Unraveling tumor microenvironment heterogeneity in malignant pleural mesothelioma identifies biologically distinct immune subtypes enabling prognosis determination

Front Oncol. 2022 Sep 27:12:995651. doi: 10.3389/fonc.2022.995651. eCollection 2022.

Abstract

Background: Malignant pleural mesothelioma (MPM) is a rare and intractable disease exhibiting a remarkable intratumoral heterogeneity and dismal prognosis. Although immunotherapy has reshaped the therapeutic strategies for MPM, patients react with discrepant responsiveness.

Methods: Herein, we recruited 333 MPM patients from 5 various cohorts and developed an in-silico classification system using unsupervised Non-negative Matrix Factorization and Nearest Template Prediction algorithms. The genomic alterations, immune signatures, and patient outcomes were systemically analyzed across the external TCGA-MESO samples. Machine learning-based integrated methodology was applied to identify a gene classifier for clinical application.

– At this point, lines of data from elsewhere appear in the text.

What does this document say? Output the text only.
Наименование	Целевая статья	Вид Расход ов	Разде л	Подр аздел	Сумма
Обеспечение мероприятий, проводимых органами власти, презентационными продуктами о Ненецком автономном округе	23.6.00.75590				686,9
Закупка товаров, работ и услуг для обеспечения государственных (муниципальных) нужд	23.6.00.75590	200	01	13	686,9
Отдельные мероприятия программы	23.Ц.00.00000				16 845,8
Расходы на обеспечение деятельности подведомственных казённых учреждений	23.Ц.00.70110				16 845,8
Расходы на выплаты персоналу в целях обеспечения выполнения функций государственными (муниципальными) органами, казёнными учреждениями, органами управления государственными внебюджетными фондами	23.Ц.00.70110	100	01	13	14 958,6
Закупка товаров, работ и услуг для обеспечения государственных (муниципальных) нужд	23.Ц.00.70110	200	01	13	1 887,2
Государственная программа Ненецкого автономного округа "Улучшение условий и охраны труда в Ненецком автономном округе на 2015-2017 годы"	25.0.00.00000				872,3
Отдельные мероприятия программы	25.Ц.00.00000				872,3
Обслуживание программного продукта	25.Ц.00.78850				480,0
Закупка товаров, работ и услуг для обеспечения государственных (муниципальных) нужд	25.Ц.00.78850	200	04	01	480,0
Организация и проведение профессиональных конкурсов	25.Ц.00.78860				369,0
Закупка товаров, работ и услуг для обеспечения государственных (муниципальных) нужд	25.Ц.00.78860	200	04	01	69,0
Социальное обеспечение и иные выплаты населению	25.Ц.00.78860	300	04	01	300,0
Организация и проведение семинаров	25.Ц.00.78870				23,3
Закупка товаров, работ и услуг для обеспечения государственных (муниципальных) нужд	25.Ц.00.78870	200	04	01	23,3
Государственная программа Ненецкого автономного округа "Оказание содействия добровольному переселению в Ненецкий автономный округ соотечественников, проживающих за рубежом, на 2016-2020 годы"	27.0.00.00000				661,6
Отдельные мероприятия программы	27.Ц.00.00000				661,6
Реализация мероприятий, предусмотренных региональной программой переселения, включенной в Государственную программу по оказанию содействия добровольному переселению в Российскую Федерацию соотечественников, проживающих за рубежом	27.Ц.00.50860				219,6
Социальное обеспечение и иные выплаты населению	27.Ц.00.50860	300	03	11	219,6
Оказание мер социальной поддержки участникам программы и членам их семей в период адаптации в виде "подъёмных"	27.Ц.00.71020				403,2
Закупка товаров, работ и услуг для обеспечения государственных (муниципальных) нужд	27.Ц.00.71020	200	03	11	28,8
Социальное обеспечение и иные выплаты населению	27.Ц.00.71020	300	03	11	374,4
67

Results: The gene expression profiling-based classification algorithm identified immune-related subtypes for MPMs. In comparison with the non-immune subtype, we validated the existence of abundant immunocytes in the immune subtype. Immune-suppressed MPMs were enriched with stroma fraction, myeloid components, and immunosuppressive tumor-associated macrophages (TAMs) as well exhibited increased TGF-β signature that informs worse clinical outcomes and reduced efficacy of anti-PD-1 treatment. The immune-activated MPMs harbored the highest lymphocyte infiltration, growing TCR and BCR diversity, and presented the pan-cancer immune phenotype of IFN-γ dominant, which confers these tumors with better drug response when undergoing immune checkpoint inhibitor (ICI) treatment. Genetically, BAP1 mutation was most commonly found in patients of immune-activated MPMs and was associated with a favorable outcome in a subtype-specific pattern. Finally, a robust 12-gene classifier was generated to classify MPMs with high accuracy, holding promise value in predicting patient survival.

Conclusions: We demonstrate that the novel classification system can be exploited to guide the identification of diverse immune subtypes, providing critical biological insights into the mechanisms driving tumor heterogeneity and responsible for cancer-related patient prognoses.

Keywords: immune subtypes; immunotherapy; machine learning-based gene classifier; malignant pleural mesothelioma; prognosis.